Rick Santorum Announces Second Presidential Bid Joining an Already Crowded Republican Field

Rick Santorum speaks to supporters during a campaign stop during 2012 election.  

Photo by Mark Hirsch/Getty Images

Former Pennsylvania Sen. Rick Santorum announced on Wednesday he’s giving running for president another shot, after winning 11 states during the 2012 GOP nomination battle before succumbing to Mitt Romney. The 57-year-old evangelical conservative has found support in the past from the Republican party’s socially conservative base but has never quite been able to move voters—and contributors—beyond that core to threaten for the nomination.

Santorum is hoping he can build upon his 2012 showing, but the former senator is entering an already crowded Republican field with double-digit candidates and a trio of like-minded conservatives in Texas Sen. Ted Cruz, former Arkansas Gov. Mike Huckabee, and neurosurgeon Ben Carson, who all need to capture the same bloc of voters in order to be competitive.

“Mr. Santorum hopes outreach to lower-income Americans, combined with his base of support among evangelical Christians and the party’s most conservative voters, will propel him ahead of better-funded candidates with establishment backing,” the Wall Street Journal reports. “The strategy builds on his 2012 bid as a lunch-bucket conservative with a populist economic tone and a focus on social issues, an image that appealed to voters who felt eventual nominee Mitt Romney was insufficiently conservative.”

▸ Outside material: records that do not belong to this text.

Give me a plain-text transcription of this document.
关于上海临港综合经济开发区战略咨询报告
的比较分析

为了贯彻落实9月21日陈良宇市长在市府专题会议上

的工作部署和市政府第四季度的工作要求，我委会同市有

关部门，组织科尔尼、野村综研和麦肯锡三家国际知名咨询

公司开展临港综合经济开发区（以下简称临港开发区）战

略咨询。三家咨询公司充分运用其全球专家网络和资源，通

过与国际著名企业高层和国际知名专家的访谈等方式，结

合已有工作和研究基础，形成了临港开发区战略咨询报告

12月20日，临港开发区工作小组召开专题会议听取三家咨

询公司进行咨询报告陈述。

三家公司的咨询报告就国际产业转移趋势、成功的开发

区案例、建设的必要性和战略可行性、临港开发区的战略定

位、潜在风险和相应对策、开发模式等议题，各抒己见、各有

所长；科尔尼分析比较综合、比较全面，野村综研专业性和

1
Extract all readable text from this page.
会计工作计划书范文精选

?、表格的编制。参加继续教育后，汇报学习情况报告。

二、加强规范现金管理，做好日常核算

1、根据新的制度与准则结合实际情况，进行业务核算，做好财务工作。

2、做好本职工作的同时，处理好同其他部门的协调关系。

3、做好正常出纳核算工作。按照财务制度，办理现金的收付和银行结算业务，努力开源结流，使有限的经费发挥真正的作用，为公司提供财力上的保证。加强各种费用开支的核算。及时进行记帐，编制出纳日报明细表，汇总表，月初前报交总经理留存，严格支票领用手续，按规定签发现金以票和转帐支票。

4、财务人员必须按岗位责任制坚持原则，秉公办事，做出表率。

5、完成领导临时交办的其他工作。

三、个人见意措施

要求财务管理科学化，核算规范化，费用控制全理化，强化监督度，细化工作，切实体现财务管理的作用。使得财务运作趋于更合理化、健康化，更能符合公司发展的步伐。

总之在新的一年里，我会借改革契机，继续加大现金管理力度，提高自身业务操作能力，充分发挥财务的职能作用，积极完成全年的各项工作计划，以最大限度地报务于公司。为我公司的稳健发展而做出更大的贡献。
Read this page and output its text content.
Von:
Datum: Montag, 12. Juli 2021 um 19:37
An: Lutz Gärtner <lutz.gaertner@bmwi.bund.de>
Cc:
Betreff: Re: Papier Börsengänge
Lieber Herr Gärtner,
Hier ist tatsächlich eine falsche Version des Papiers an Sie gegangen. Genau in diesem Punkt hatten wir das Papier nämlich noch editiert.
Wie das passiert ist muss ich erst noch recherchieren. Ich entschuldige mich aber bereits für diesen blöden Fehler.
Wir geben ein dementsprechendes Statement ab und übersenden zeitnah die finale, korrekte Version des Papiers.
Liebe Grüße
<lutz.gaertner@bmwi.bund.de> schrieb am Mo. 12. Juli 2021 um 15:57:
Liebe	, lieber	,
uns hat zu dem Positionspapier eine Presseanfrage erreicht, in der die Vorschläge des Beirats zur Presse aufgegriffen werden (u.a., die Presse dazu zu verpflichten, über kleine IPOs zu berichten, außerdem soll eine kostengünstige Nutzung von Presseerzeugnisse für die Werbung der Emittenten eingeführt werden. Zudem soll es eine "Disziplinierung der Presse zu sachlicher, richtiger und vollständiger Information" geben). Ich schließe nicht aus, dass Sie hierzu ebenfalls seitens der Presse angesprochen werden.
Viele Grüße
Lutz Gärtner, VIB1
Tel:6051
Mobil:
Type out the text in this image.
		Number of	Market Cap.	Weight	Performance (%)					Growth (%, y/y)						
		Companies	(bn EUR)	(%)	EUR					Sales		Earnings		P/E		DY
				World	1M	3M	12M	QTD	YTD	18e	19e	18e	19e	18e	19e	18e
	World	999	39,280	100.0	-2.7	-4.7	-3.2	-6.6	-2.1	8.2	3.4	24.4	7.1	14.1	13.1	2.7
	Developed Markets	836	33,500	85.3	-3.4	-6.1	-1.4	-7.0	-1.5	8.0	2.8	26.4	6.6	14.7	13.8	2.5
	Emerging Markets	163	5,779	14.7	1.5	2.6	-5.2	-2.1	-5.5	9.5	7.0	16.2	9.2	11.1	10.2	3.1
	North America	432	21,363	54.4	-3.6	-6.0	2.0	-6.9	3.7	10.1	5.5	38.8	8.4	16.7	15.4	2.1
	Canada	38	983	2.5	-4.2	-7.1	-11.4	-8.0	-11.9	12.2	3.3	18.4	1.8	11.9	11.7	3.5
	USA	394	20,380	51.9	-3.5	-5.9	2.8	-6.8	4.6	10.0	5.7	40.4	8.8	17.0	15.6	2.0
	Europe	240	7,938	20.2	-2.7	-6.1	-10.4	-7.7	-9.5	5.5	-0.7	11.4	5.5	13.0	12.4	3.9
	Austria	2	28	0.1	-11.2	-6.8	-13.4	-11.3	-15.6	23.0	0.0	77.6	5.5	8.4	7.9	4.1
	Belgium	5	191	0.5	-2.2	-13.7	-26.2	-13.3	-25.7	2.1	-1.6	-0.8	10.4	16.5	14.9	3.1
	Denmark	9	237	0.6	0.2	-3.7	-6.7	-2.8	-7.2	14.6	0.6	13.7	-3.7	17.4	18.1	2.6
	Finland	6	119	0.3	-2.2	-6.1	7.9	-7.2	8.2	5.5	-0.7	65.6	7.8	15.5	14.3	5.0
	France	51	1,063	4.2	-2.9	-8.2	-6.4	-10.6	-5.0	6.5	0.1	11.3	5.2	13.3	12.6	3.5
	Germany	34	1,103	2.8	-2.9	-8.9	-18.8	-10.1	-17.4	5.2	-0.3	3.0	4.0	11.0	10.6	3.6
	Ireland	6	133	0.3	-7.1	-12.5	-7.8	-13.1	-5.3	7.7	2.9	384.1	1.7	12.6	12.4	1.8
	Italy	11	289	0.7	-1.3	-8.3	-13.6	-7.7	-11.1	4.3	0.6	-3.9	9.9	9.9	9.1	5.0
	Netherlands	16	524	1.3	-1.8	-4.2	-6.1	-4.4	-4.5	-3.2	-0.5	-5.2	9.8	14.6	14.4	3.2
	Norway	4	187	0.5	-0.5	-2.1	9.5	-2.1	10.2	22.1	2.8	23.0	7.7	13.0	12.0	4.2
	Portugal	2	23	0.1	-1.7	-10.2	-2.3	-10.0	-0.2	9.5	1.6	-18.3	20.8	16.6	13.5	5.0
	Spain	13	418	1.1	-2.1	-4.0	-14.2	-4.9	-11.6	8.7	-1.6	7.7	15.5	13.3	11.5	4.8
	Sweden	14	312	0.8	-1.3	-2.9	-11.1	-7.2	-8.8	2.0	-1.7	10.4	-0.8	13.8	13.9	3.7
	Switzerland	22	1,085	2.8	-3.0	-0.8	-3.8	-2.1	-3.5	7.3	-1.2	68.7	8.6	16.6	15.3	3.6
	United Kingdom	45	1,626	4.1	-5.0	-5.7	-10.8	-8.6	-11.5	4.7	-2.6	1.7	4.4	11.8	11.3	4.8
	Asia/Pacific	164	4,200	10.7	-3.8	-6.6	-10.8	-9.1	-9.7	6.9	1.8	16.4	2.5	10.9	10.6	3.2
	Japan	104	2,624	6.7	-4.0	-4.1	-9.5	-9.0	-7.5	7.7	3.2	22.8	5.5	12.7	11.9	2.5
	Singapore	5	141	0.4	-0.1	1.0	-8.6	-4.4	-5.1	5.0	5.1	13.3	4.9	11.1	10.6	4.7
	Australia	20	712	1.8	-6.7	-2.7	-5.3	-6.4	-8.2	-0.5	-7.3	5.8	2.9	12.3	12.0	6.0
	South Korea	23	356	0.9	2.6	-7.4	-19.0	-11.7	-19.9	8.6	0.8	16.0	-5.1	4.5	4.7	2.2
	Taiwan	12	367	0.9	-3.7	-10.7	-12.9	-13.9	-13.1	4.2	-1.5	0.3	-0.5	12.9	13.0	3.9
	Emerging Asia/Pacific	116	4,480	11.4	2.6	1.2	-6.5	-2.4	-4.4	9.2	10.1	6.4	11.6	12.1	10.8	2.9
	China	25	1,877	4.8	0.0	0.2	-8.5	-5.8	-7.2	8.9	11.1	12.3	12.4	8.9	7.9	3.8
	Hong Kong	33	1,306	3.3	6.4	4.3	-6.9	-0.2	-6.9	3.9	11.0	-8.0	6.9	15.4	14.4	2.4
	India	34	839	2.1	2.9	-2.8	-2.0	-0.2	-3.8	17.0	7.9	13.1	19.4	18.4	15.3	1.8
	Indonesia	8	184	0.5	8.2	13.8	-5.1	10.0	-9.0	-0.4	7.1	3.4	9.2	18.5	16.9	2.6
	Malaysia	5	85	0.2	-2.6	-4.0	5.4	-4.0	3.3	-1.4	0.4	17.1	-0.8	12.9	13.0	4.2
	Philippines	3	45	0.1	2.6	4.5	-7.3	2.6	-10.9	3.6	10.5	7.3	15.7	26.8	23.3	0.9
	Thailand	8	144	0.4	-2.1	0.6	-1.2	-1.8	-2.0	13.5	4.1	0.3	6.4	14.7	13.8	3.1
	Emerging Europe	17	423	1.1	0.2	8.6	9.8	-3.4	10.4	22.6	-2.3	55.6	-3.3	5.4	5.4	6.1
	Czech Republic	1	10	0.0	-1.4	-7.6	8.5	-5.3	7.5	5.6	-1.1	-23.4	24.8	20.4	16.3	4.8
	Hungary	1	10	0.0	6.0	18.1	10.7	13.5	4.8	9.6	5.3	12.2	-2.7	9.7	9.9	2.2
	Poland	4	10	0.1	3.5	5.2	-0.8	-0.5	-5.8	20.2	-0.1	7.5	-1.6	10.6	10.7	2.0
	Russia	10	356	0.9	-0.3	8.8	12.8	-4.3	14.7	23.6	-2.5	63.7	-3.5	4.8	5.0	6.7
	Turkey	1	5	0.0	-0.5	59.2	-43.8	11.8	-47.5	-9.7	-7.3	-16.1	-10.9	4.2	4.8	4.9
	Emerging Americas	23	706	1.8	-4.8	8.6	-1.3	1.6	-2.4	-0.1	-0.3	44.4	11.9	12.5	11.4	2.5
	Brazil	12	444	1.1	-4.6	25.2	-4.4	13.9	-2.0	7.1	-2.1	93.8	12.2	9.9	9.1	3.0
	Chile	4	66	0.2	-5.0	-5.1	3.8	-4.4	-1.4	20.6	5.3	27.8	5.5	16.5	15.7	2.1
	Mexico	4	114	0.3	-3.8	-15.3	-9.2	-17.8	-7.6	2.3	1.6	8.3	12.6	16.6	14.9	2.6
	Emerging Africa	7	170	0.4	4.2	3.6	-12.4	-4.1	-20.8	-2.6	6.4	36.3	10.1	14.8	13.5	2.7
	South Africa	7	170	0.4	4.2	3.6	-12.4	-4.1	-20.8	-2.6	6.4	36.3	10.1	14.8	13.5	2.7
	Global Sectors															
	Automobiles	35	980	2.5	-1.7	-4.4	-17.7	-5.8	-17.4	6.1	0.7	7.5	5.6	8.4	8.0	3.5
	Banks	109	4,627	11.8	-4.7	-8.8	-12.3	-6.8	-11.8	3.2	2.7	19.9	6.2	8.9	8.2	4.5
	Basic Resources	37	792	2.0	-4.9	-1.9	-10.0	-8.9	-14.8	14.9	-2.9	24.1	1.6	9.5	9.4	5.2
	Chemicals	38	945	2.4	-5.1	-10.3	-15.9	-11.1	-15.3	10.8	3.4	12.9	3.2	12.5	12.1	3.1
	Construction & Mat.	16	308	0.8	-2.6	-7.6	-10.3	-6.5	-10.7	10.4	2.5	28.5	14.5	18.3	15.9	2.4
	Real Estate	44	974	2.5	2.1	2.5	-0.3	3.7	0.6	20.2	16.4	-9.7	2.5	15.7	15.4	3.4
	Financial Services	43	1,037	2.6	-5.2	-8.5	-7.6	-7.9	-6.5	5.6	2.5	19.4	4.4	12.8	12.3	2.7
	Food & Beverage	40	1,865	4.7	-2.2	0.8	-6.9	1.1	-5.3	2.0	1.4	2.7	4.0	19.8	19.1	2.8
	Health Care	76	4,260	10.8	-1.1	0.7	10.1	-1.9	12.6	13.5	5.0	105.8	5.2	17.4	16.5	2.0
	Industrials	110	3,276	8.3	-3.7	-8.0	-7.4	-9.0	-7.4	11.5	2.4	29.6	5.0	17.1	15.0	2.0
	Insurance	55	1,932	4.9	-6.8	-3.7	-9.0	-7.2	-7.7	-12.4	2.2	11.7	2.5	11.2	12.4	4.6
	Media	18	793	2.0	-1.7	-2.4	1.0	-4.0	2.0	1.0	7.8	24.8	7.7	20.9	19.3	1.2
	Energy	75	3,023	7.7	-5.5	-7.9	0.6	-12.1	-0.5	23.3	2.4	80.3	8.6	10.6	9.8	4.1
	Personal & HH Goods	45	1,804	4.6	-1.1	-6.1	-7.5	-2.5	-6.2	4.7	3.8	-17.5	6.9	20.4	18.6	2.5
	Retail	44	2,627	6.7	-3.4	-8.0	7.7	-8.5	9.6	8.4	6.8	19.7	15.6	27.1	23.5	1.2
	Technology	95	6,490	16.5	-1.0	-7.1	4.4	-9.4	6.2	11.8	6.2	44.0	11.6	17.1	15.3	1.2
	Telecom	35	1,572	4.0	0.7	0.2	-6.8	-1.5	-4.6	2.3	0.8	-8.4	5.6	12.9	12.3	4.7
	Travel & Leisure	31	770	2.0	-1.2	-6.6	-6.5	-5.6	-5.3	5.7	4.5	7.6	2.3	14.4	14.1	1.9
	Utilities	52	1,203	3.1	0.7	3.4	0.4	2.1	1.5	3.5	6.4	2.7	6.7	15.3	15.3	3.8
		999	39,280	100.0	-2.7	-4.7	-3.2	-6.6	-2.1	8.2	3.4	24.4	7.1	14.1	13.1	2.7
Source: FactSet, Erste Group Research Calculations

Santorum’s first challenge is going to be entrenching himself in the top 10 in GOP polling. Last week, Fox News, which hosts the first primary-season Republican debate, announced it would cap the number of participants at 10 to avoid potentially having to squeeze 20-odd podiums on stage. Polling earlier this month showed the two-term senator with just a percentage point or two of support, just enough to put him in 10th among likely Republican candidates.